Health Ministry urges security for top official accosted by protesters at her home

Demonstrator shouts insults at head of public health Dr. Sharon Alroy-Preis as she walks her dog; ministry condemns ‘violent discourse’

Dr. Sharon Alroy-Preis, head of Public Health Services at the Health Ministry, attends a committee meeting at the Knesset, in Jerusalem, on November 16, 2021. (Olivier Fitoussi/Flash90)
Dr. Sharon Alroy-Preis, head of Public Health Services at the Health Ministry, attends a committee meeting at the Knesset, in Jerusalem, on November 16, 2021. (Olivier Fitoussi/Flash90)

A top health official who played a key role in forming Israel’s response to the coronavirus pandemic was accosted Monday outside her home by demonstrators who shouted abuse at her, prompting the Health Ministry to demand she be provided security.

Dr. Sharon Alroy-Preis, the Health Ministry’s head of public services and a top COVID adviser to the government, has been repeatedly threatened by anti-vaccine activists and conspiracy theorists who view her as the public face of the health system’s inoculation effort. Alroy-Preis also took a stern approach to dealing with the virus spread, tending to back limiting public life to curb infections.

Alroy-Preis was ambushed by a handful of demonstrators outside her home, as she walked her dog in the morning.

A man, identified by Channel 12 news as activist leader Sadi Ben Shitrit, used a megaphone to shout at Alroy Preis, calling her “a purveyor of chaos.”

Alroy Preis did not respond to the taunts.

As the ministry official headed into her home, Ben Shitrit continued to shout, “She takes care of her dog, but ignores the suffering of our children.”

Alroy Pries’s husband, Meir Preis, later tweeted a response to the demonstrators, calling them “wretched scum.”

The Health Ministry condemned the incident, saying in a statement that it “takes a serious view of violent discourse or displays of violence of any kind.”

Alory Preis “is working day and night on behalf of the Israeli public,” said ministry director-general Nachman Ash in the statement and called on law enforcement to “restore her personal security.”

Last November, Alroy Preis was assigned a bodyguard, given concern by authorities of an increasing threat to her safety.
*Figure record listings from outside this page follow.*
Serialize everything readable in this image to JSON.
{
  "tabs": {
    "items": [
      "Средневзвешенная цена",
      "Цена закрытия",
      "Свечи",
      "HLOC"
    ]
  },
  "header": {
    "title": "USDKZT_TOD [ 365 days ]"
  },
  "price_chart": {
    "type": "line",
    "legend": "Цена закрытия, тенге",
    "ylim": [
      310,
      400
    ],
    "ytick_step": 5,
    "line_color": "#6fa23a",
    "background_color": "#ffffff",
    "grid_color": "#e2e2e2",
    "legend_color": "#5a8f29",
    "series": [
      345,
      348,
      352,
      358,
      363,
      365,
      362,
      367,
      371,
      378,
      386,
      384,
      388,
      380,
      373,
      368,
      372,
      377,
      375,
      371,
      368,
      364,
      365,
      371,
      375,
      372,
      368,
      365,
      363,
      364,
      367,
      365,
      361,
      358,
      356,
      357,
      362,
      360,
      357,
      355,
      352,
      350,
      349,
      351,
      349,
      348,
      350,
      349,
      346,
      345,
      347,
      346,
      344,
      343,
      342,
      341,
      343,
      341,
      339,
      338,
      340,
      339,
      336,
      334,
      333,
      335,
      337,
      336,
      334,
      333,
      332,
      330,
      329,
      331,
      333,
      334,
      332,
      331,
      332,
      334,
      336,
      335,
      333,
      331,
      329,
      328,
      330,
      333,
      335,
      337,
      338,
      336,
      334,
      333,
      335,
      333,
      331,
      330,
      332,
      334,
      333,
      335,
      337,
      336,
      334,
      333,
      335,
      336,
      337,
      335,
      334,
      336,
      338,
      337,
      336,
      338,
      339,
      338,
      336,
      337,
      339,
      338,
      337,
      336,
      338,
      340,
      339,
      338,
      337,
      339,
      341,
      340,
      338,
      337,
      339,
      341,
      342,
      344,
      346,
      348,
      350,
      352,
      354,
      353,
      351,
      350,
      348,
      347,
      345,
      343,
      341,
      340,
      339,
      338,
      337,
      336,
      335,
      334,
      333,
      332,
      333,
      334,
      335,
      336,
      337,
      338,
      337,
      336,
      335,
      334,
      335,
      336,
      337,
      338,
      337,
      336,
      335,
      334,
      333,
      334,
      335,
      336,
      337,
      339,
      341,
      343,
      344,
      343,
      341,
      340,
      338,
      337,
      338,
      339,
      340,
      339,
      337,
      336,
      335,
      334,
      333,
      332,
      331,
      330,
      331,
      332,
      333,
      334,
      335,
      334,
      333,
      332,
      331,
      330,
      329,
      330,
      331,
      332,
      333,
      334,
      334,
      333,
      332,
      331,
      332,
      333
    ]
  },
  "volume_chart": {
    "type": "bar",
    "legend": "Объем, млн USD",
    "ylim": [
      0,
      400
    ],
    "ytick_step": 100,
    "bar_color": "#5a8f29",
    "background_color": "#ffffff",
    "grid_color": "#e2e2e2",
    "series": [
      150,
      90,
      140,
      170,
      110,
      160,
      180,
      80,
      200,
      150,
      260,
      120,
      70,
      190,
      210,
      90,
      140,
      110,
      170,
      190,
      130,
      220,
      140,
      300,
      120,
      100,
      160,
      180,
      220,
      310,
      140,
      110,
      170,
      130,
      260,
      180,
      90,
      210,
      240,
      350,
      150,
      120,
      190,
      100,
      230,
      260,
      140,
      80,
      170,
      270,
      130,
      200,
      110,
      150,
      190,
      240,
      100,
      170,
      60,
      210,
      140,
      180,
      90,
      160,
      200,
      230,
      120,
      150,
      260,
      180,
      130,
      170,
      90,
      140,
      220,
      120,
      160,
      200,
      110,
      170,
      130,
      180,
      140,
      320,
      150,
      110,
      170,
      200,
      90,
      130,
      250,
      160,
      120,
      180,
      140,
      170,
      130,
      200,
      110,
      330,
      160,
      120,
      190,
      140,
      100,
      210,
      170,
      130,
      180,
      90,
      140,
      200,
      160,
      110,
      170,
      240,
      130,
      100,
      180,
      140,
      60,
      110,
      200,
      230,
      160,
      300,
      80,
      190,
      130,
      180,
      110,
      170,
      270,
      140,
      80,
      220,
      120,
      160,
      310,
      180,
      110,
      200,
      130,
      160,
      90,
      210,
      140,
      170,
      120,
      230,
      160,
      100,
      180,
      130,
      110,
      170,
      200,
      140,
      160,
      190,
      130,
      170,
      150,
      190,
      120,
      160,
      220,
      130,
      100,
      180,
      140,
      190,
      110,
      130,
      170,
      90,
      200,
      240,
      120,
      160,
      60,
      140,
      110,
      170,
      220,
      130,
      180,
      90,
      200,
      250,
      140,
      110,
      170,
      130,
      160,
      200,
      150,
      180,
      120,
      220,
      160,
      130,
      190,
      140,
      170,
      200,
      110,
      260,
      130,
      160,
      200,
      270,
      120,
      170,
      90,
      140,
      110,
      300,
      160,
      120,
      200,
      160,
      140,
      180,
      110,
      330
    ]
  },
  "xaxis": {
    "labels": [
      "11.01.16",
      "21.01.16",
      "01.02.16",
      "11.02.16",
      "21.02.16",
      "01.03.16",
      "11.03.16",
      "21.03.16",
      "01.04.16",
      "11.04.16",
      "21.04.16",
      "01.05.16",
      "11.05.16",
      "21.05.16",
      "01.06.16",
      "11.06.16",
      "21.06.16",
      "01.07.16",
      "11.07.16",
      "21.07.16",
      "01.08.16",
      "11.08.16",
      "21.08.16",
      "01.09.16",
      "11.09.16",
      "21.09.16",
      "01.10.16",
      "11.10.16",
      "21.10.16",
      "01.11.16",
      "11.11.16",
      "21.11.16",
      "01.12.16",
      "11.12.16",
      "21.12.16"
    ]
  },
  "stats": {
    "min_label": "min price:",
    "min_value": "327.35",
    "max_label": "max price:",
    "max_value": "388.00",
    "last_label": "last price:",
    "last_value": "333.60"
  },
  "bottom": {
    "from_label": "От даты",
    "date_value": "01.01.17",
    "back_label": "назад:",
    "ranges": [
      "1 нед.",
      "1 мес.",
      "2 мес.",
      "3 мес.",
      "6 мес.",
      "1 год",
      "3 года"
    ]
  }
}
She had previously been given a panic button by police.

In a round of media interviews that she gave at the time, Alroy Preis told Channel 13 that “it goes to some very dark places — murder, hanging, doing bad things to my children, comparisons to the Nazis, there’s no end to it.”

At the time, police arrested and questioned two men from northern Israel over suspected online threats against Alroy-Preis. They were later released under certain restrictions as the investigation proceeded.

Past protests outside her home included chants of “Nazi murderer” and “daughter of the devil,” while some in attendance wore yellow stars, comparing COVID restrictions to the Holocaust.

With the waning of a wave of infections caused by the Omicron variant, Israel has lifted almost all COVID-19 health rules, though face masks are still required in indoor public spaces.

There were 4,080 new cases diagnosed on Sunday, according to Health Ministry figures, a fraction of the over 80,000 daily caseload seen at the peak of the wave.